SUMENEP, Senin (01/06) suaraindonesia-news.com – Wabah sapi mati mendadak semakin meluas di Kabupaten Sumenep, Madura Jawa Timur. Salah satunya di Desa Montorna, Kecamatan Pasongsongan dan meminta Pemerintah segera Bertindak Cepat.
Sebelumnya, wabah tersebut terjadi di Desa Prancak, Dusun Tegal Barat, Dusun Bile Mabup, dan Dusun Pandian Daya Kecamatan Pasongsongan yang menyebabkan Ratusan sapi mati.
Wabah ini ditandai dengan keluarnya busa dari mulut, hilangnya nafsu makan, dan munculnya cairan dari hidung sapi dan tiba-tiba mati mendadak.
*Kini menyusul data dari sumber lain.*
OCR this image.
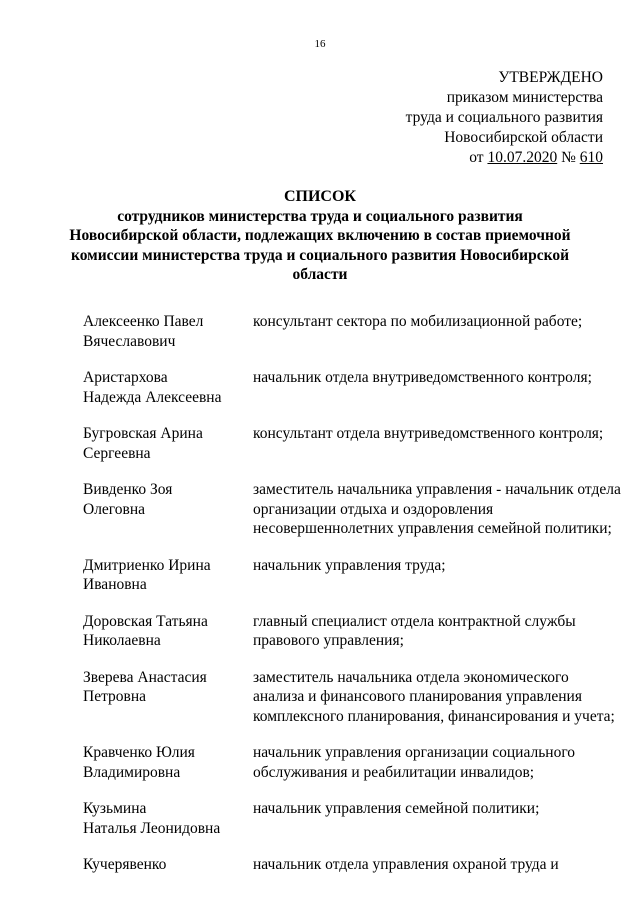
16
УТВЕРЖДЕНО
приказом министерства
труда и социального развития
Новосибирской области
от 10.07.2020 № 610
СПИСОК
сотрудников министерства труда и социального развития
Новосибирской области, подлежащих включению в состав приемочной
комиссии министерства труда и социального развития Новосибирской
области
Алексеенко Павел
Вячеславович
консультант сектора по мобилизационной работе;
Аристархова
Надежда Алексеевна
начальник отдела внутриведомственного контроля;
Бугровская Арина
Сергеевна
консультант отдела внутриведомственного контроля;
Вивденко Зоя
Олеговна
заместитель начальника управления - начальник отдела
организации отдыха и оздоровления
несовершеннолетних управления семейной политики;
Дмитриенко Ирина
Ивановна
начальник управления труда;
Доровская Татьяна
Николаевна
главный специалист отдела контрактной службы
правового управления;
Зверева Анастасия
Петровна
заместитель начальника отдела экономического
анализа и финансового планирования управления
комплексного планирования, финансирования и учета;
Кравченко Юлия
Владимировна
начальник управления организации социального
обслуживания и реабилитации инвалидов;
Кузьмина
Наталья Леонидовна
начальник управления семейной политики;
Кучерявенко	начальник отдела управления охраной труда и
Warga setempat mengeluhkan dampak besar akibat wabah ini yang telah berlangsung sejak awal 2024. Hingga kini, puluhan sapi dilaporkan mati, sementara upaya penanganan dinilai minim.
Baihaki, warga Dusun Tanonggul, Desa Montorna, menyebutkan bahwa warga mulai menjual sapi mereka dengan harga murah karena khawatir sapi akan mati mendadak.
“Orang tua saya menjual satu induk sapi dan anaknya hanya seharga Rp8 juta. Padahal, biasanya anak sapi saja sudah mencapai harga itu jika tidak ada wabah,” kata Baihaki, Minggu (05/01/2024).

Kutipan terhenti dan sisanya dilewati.